Perhaps all you need to know about the University of Hawaii’s sad football history at Sam Boyd Stadium in Las Vegas can be summed up in one bizarre episode.
In a 1997 game there the home team, Nevada-Las Vegas, won the coin toss and elected to defer until the second half.
But UH’s captains for that game still chose to kick off, so the Rebels ended up receiving the ball to start both halves of what became a 25-15 Hawaii loss.
“That, right there, let us know what kind of a night it was going to be,” head coach Fred vonAppen mourned later.
In that he was not alone for forgettable moments, as just two of the nine UH head coaches who have taken teams there, only Dick Tomey and Bob Wagner, have winning records to show for their appearances at Boyd Stadium, a place where the house usually wins when UH visits.
So, when UH makes its 14th — and last — appearance Saturday in the penultimate game of the 49-year-old stadium’s history, few tears will be shed by the visitors.
After Saturday, UH can look forward to its next appearance in 2021 being at the Rebels’ new home, the $2 billion, 65,000-seat, domed Allegiant Stadium for the NFL’s Raiders, which is rising near Mandalay Bay and the Strip.
UH’s first visit to Las Vegas came in 1970, when the ’Bows played and won, 28-21, against UNLV at Las Vegas High’s Butcher Memorial Field. But fortunes changed when the series moved to what has variously been known as Las Vegas Stadium, the Silver Bowl, Sam Boyd Silver Bowl and, finally, since 1994, just Sam Boyd Stadium.
At the dusty facility on the desert outskirts 8 miles east of town, UH has lost five games in a row and seven of the past eight and gone 4-9 overall.
Nick Rolovich was inaugurated into the club with a 31-23 loss in 2017.
The last time UH won there was in 2007, when quarterback Colt Brennan, despite being hobbled by a sprained right ankle injured during a practice session at Boyd Stadium the day before, led the ’Bows to a 49-14 triumph.
UNLV hasn’t exactly been a powerhouse over the years, either.

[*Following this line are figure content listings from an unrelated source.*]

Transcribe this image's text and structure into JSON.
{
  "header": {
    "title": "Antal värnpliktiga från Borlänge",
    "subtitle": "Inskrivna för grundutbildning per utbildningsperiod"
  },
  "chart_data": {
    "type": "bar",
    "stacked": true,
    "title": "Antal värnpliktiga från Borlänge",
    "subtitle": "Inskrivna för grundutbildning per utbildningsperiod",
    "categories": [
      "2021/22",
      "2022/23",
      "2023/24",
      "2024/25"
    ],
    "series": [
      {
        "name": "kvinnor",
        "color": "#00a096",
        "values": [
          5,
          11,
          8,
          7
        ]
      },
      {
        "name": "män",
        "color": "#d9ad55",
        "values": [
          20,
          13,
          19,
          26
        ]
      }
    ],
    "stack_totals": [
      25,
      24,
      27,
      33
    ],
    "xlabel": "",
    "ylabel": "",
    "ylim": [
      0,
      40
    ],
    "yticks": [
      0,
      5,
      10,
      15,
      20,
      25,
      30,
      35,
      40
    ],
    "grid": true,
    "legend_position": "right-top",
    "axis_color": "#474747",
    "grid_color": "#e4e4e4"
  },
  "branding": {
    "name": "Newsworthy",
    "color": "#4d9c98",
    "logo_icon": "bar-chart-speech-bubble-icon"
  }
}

In fact, in those last seven UH losses at Boyd Stadium only once have the Rebels fielded a team that finished with a winning record that season.
And, the ’Bows certainly haven’t lacked for fan support. At times UH partisans, transplanted locals and visiting fans, have made up 50% or more of the crowd.
Two of the top seven crowds in Boyd Stadium history and five of the top 25 have come with UH in the house.
The mass exit of their cars and tour buses back to the casinos when the ’Bows have fallen way behind early has been known to kick up big dust storms in the dirt parking lots.
Perhaps none bigger than in 2011, when UH arrived as an 18-point favorite on the betting lines and fell behind 27-7 early in the third quarter.
The eventual 40-20 loss, which played out before a throng of Hawaii fans, including school president MRC Greenwood and several Board of Regents members, was the beginning of the end for head coach Greg McMackin just one year after his Western Athletic Conference title.
Clearly, beating the house in Las Vegas hasn’t easy for the ’Bows when it is Boyd Stadium.